Daha sonra Lewin restorana geri döner ve masayla ilgilenen garsonu bulur ve ona bu kadar siparişi aklında nasıl tuttuğunu sorar. Tuhaf olan durum, garson servis ettiği psikolog grubunu hatırlamıyordur bile. Garsonun cevabı gayet basittir. Garson, siparişleri aklına yazdığını, yemeği masaya getirdikten sonra siparişi zihninden sildiğini söyler.
Lewin restorandan ayrılır ve Zeigarnik'in yanına gelir. Ona, "Garsonlar siparişleri sadece servis süresince hatırlıyorlar ve servisi tamamladıklarında siparişler hafızalarından buharlaşıp uçup gidiyor." der. Bu, Zeigarnik'in henüz tamamlanmamış işlerin bellekte farklı bir konumu olup olmadığını ve bitmiş işlerden daha iyi hatırlanıp hatırlanmadığını merak etmesine yol açar.
Zeigarnik ve hocası Kurt Levin, konuyla ilgili çeşitli çalışmalar yaparlar ve karşılaştıkları sonuç, bitirilmemiş işlerin zihni meşgul etmeye devam ettiği olur. Oysa iş bittiğinde, zihin bu meşguliyetten kurtulmakta ve o durumu kolayca silmektedir. Bunun üzerine Zeigarnik, bu durumla ilgili bazı deneyler yapmaya başlar.
BELLİ RENKTEKİ BONCUKLARI, KENDİLERİNE VERİLEN SIRADA DİZMELERİ İSTENDİ
Zeigarnik, bir takım deneklerden, bir seans içinde birden fazla defada, belli renkteki boncukları, kendilerine verilen sırada dizmelerini ister.

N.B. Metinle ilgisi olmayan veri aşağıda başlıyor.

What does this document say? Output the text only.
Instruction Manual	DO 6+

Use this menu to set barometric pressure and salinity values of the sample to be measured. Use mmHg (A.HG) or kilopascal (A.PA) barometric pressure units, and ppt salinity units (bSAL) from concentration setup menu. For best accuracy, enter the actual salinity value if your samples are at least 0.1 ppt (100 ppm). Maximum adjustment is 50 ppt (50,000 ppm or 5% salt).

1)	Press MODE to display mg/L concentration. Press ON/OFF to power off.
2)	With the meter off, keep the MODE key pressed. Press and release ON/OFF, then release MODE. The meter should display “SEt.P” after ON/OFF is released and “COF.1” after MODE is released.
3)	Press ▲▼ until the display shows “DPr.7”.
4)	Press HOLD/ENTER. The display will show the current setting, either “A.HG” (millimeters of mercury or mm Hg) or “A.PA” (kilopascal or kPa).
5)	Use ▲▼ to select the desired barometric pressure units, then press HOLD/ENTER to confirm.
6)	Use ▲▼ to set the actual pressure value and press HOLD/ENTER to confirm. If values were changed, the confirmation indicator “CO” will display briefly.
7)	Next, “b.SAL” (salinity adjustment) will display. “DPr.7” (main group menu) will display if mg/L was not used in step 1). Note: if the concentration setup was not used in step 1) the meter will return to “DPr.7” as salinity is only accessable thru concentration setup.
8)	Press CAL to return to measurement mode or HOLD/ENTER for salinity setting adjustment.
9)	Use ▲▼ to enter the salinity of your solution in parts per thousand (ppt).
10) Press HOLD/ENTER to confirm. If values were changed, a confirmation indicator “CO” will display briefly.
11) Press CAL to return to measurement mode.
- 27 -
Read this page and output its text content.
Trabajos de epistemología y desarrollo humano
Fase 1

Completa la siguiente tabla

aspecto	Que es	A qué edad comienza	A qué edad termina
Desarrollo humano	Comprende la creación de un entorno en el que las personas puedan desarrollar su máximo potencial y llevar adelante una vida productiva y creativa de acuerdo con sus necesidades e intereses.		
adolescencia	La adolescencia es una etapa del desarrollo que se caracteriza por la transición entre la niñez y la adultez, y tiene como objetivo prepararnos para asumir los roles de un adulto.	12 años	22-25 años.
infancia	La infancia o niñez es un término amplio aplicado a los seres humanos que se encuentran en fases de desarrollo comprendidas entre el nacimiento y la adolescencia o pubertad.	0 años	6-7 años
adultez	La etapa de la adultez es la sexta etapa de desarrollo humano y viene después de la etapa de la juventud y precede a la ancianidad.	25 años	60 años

Ancak, Zeigarnik bazen, boncuk dizilmesi esnasında, deneklere engel olup, boncuk dizme işini yarım bıraktırır. Söz gelimi, her bir denekten, on beş defa ve istenilen sırada boncuk dizmesi istendiğinde, bu on beş adet dizme işlemi içindeki herhangi üç adedinde, boncuk dizme işlemi yarım bıraktırılır. Daha sonra Zeigarnik, aradan belli zaman geçtikten sonra, deneklere, hangi dizimlerin akıllarında kaldığını sorduğunda, "kendilerine yarım bıraktırılan boncuk dizimleri" olduğunu söylerler.
SAKİN ZİHİN İLE OKUMAK GEREKLİ
Bir grup deneğe, bir roman okumaları ve romana ait detayları aktarmaları istenir. Detayların hatırlanması konusunda, deneklerin romana, beklenilen düzeyde konsantre olamadığı görülür. Bir başka deneyde ise, tamamlanmamış işleri olan ancak, bu işleri tamamlamaları için kendilerine plan yapmalarına izin verilen kişilerin (işleri tamamlamaları için değil, tamamlanmamış işlerin nasıl tamamlanacağına yönelik plan yapmaları için) okudukları romana ait detayları daha iyi hatırladıkları görülür. Buradan şu anlam çıkmaktadır ki, zihnin bilinçdışı çalışan kısmı, başka bir işe daha rahat geçebilmesi için, bir evvelki işin bitirilmesi doğrultusunda, bilinç dâhilinde çalışan kısma (prefrontal kortekse) plan yapması için baskı yapmaktadır. Aksi halde, sonraki işler (belki de bütün bir hayat) negatif olarak etkilenebilecektir.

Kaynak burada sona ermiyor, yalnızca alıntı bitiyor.